With Kovesi at the helm, the Anti-Corruption Prosecutor's Office (DNA) had led a crackdown on corruption among local and national elected officials in recent years, earning accusations of abuse of power and the enmity of many in Romania's political class.

Romanians who live abroad are staging an anti-government protest calling on the left-wing government to resign and an early election. (Photo | AFP)

Among the protesters in Bucharest on Friday was 60-year-old Vlad and his wife who flew in from New York where they have lived for 30 years.

"Corruption and embezzlement, which profit the ruling class, are what bothers me," said Vlad, an estate agent in the US.

"A force is being born here (at the protest) and I hope that the message is heard," he added.

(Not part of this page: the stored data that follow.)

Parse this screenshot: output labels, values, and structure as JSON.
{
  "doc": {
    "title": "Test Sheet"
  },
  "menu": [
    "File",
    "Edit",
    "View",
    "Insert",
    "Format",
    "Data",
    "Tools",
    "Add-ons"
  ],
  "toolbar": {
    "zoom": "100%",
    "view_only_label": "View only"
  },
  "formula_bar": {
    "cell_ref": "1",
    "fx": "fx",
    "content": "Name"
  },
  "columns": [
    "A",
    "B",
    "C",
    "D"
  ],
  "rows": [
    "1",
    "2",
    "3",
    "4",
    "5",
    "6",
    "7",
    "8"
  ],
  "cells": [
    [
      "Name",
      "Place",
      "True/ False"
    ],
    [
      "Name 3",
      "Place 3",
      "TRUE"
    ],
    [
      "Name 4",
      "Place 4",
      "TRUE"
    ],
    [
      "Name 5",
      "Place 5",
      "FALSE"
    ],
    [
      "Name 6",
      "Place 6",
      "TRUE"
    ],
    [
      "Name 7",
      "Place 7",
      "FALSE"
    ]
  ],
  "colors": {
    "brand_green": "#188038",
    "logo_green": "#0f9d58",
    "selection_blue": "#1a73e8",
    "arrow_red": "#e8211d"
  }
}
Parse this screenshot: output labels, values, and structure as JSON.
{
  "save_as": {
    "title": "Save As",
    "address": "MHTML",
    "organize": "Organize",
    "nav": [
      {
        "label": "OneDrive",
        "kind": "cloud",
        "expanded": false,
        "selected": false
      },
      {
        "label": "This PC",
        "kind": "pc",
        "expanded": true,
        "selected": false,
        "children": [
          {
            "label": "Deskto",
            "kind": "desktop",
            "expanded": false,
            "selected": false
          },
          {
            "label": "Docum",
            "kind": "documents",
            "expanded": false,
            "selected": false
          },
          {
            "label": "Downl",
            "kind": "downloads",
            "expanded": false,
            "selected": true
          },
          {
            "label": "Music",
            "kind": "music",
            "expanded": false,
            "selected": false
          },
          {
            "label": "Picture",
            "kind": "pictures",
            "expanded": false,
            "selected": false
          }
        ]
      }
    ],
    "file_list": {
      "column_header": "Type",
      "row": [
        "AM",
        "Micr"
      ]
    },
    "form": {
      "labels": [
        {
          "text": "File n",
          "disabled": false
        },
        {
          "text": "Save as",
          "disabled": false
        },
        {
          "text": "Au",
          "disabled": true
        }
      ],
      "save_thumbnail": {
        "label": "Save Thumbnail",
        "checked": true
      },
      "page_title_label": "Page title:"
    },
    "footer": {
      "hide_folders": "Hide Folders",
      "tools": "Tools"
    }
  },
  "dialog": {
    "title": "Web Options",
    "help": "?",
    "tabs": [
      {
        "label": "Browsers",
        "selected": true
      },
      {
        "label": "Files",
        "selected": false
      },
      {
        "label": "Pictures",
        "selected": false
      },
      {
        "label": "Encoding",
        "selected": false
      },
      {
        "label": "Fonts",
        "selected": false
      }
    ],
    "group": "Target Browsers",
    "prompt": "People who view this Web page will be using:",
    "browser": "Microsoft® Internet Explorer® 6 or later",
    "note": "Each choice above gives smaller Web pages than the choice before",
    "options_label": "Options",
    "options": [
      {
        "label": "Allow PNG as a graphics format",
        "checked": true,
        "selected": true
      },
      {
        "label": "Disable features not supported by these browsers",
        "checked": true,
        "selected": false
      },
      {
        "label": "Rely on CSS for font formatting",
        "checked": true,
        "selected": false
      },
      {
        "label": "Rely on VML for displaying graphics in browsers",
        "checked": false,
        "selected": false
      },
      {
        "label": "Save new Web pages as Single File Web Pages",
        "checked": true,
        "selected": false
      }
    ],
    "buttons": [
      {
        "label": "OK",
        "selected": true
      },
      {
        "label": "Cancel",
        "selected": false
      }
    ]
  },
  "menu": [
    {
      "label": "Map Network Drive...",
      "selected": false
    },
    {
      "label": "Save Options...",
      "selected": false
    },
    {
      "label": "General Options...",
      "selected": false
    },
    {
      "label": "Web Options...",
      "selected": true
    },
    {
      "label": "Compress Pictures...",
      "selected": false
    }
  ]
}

Thousands of people also joined demonstrations in other main Romanian cities, including Cluj in the northwest, central Sibiu and Timisoara in the west.

Around four million Romanians work abroad from an overall population of 20 million. Half of the expatriates are living in Italy and Spain, according to official figures.

Last year those working abroad sent 4.3 billion euros ($4.9 billion) back to their families at home, nearly 2.5 percent of the national GDP in one of Europe's poorest countries.